The findings of this study have some important policy implications for improving carbon emissions efficiency and promoting the balance of regional carbon emissions. First of all, the governments should implement differentiated schemes based on the actual situation of each region when formulating carbon emissions reduction policies. For example, the coast regions, as economic leading and industrial transfer out regions, have high degree of industrialization and economic development and strong demand for industrial upgrading and environmental improvement. Therefore, the governments in these regions should strengthen the current governance and intervention means to formulate more stringent carbon emissions reduction standards and promote the optimization of industrial structure and industrial carbon emissions. Nevertheless, the economic zones located in the center and west (such as middle Yellow River region) have relatively low level of economic development, and they are also the main areas for undertaking industrial transfer. They thus bear the dual pressures of economic development and environmental improvement. The governments in these regions should play better roles in supervision and guidance, and take into account the obligation of carbon emissions reduction when pursuing economic growth. For example, formulating scientific industrial development plans based on regional characteristics and functional positioning, and effectively screening the transferred industries through reasonable guidance and intervention may avoid the possible negative effects of industrial transfer on environmental pollution in the process of economic development.

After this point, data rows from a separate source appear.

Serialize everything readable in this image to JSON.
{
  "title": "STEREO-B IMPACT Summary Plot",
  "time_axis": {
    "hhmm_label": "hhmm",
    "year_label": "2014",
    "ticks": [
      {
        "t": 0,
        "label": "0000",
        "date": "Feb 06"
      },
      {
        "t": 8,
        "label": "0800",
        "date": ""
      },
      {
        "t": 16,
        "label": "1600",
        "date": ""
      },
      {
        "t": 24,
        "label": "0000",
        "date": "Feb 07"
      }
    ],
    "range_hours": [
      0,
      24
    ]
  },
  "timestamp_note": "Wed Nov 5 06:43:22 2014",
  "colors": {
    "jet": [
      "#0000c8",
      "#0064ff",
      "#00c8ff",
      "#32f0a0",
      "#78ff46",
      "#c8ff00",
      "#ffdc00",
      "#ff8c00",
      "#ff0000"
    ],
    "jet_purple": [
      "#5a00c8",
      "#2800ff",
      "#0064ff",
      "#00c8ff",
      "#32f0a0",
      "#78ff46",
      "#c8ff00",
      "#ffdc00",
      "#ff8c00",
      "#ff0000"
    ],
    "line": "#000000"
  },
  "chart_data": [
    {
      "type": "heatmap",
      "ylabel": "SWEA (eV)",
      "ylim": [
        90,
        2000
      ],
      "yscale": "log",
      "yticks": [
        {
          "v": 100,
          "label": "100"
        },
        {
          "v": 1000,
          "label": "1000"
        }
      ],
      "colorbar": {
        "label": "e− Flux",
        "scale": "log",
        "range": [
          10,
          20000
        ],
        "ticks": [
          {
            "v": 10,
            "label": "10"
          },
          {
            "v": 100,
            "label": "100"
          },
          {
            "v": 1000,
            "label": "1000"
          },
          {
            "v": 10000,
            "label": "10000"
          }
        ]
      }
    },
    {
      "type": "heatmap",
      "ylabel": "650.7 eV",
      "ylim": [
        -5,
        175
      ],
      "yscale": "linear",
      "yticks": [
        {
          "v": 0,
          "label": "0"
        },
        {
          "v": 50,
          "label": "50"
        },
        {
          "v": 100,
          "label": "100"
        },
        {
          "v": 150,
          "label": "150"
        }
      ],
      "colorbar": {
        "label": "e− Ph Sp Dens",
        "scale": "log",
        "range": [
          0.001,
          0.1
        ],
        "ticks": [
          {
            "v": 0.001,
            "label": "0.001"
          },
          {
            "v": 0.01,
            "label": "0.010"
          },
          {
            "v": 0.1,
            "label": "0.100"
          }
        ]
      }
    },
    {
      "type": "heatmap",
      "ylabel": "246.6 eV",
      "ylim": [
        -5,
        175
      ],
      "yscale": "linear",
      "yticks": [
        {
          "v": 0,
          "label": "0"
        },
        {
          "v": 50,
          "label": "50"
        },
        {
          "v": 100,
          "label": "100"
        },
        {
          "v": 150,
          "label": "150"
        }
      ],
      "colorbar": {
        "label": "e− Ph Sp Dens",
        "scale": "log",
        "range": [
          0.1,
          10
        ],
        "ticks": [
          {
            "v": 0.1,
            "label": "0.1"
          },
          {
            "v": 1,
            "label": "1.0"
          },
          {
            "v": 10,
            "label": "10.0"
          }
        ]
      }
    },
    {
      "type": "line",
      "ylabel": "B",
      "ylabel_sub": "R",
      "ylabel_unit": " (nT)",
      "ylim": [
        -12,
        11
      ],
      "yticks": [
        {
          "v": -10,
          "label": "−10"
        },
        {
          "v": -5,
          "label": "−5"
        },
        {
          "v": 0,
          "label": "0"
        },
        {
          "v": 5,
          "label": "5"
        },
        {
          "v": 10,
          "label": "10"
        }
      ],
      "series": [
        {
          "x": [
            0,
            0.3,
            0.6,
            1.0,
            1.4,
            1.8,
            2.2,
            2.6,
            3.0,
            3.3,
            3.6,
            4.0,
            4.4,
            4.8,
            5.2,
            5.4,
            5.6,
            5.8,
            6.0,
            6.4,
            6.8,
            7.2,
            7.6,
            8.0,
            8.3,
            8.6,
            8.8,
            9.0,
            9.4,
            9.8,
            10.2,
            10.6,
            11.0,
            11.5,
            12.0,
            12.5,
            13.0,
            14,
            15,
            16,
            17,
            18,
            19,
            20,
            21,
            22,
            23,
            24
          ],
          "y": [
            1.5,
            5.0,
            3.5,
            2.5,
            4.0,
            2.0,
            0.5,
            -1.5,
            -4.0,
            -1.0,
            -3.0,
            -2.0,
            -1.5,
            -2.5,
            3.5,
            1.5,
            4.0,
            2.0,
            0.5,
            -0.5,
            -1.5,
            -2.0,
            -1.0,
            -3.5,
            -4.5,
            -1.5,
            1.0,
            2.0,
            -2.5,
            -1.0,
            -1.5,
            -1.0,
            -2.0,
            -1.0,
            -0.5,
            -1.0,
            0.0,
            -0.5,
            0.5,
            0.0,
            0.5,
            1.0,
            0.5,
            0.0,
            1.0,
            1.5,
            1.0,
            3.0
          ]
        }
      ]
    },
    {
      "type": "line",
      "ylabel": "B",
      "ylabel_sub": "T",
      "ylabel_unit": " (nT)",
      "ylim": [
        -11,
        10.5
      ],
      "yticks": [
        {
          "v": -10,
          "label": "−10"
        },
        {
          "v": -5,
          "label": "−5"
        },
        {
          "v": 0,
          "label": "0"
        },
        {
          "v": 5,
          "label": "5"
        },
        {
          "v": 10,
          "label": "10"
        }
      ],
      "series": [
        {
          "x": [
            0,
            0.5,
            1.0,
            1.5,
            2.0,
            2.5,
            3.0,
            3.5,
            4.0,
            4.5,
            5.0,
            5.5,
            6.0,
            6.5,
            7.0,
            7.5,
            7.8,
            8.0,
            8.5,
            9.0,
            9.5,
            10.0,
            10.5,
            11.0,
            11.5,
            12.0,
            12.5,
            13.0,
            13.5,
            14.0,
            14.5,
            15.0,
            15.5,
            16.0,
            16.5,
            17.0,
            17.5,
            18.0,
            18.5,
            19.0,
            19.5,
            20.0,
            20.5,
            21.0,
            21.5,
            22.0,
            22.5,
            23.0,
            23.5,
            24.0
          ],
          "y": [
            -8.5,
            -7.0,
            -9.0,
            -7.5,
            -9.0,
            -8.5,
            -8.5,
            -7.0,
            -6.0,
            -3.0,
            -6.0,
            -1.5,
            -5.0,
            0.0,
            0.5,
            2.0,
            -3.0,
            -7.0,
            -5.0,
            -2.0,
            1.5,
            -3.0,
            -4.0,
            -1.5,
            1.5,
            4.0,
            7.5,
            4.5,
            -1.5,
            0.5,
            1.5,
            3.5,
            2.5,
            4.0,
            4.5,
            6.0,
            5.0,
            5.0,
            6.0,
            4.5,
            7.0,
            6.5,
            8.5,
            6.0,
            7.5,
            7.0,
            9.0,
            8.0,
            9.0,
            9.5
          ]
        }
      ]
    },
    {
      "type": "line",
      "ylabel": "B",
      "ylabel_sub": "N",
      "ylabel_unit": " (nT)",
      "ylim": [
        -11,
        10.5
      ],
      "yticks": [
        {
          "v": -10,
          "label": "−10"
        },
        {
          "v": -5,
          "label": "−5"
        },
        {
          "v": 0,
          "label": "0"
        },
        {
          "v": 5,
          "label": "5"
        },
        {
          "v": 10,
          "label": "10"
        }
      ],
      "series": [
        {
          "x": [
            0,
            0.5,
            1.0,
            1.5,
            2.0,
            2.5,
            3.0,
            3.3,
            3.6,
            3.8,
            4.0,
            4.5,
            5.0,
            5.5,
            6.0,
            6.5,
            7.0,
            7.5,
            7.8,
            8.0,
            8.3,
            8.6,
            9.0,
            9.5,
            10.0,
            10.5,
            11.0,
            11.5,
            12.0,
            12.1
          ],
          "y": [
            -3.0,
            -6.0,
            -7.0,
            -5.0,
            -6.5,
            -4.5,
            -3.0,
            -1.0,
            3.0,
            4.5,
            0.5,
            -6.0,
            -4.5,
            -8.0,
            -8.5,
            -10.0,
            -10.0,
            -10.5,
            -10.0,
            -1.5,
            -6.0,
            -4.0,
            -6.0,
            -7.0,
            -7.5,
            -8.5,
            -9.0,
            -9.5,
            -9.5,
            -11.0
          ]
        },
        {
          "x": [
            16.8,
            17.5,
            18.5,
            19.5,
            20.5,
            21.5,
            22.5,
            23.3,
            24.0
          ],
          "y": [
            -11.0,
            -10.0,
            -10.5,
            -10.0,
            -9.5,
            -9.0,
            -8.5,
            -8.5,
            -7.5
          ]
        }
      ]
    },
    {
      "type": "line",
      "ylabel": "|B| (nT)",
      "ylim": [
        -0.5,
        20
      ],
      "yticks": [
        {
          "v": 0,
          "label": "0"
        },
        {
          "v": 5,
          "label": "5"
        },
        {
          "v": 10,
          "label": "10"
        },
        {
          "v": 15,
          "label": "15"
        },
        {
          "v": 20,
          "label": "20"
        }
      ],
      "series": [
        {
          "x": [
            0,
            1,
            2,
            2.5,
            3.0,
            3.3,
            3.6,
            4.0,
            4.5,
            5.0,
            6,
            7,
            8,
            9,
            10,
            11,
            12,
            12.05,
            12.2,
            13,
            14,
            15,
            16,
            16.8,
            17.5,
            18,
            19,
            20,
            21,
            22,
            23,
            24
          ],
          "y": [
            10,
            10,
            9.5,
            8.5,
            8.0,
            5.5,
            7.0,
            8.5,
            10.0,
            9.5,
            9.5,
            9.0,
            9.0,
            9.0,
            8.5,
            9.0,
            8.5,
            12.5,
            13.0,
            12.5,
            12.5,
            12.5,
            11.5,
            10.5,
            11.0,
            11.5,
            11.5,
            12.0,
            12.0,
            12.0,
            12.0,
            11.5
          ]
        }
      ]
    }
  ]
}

Second, the interregional integration policies for carbon emissions reduction should be made by central government to enhance the CEEIE. Most importantly, it is necessary to establish an effective interregional cooperative mechanism to draw up a long-range carbon emissions reduction plan. For example, it is practicable to establish an integrated management organization for interregional environmental management, or establish an interregional environmental protection organization. The agency should formulate a clear action plan for interregional integration of carbon emissions reduction policy, which is not only a comprehensive plan, but must be implemented into environmental protection policy of each province in different regions.

Third, the provinces in China should regularly share energy saving and emissions reduction technology and exchange the carbon emissions reduction policies. Green technology innovation activities are mainly concentrated in the developed regions of China, in which there are better capitals and technology endowment advantages. Therefore, the realization of high-efficiency carbon emissions reduction depends on the deep integration of technical endowment between the developed regions and the underdeveloped regions. The conventional sharing of the experiences of carbon emissions reduction can make green technologies spread rapidly, which should give fully positive role for spillover effects of science and technology of industrial carbon emissions reduction.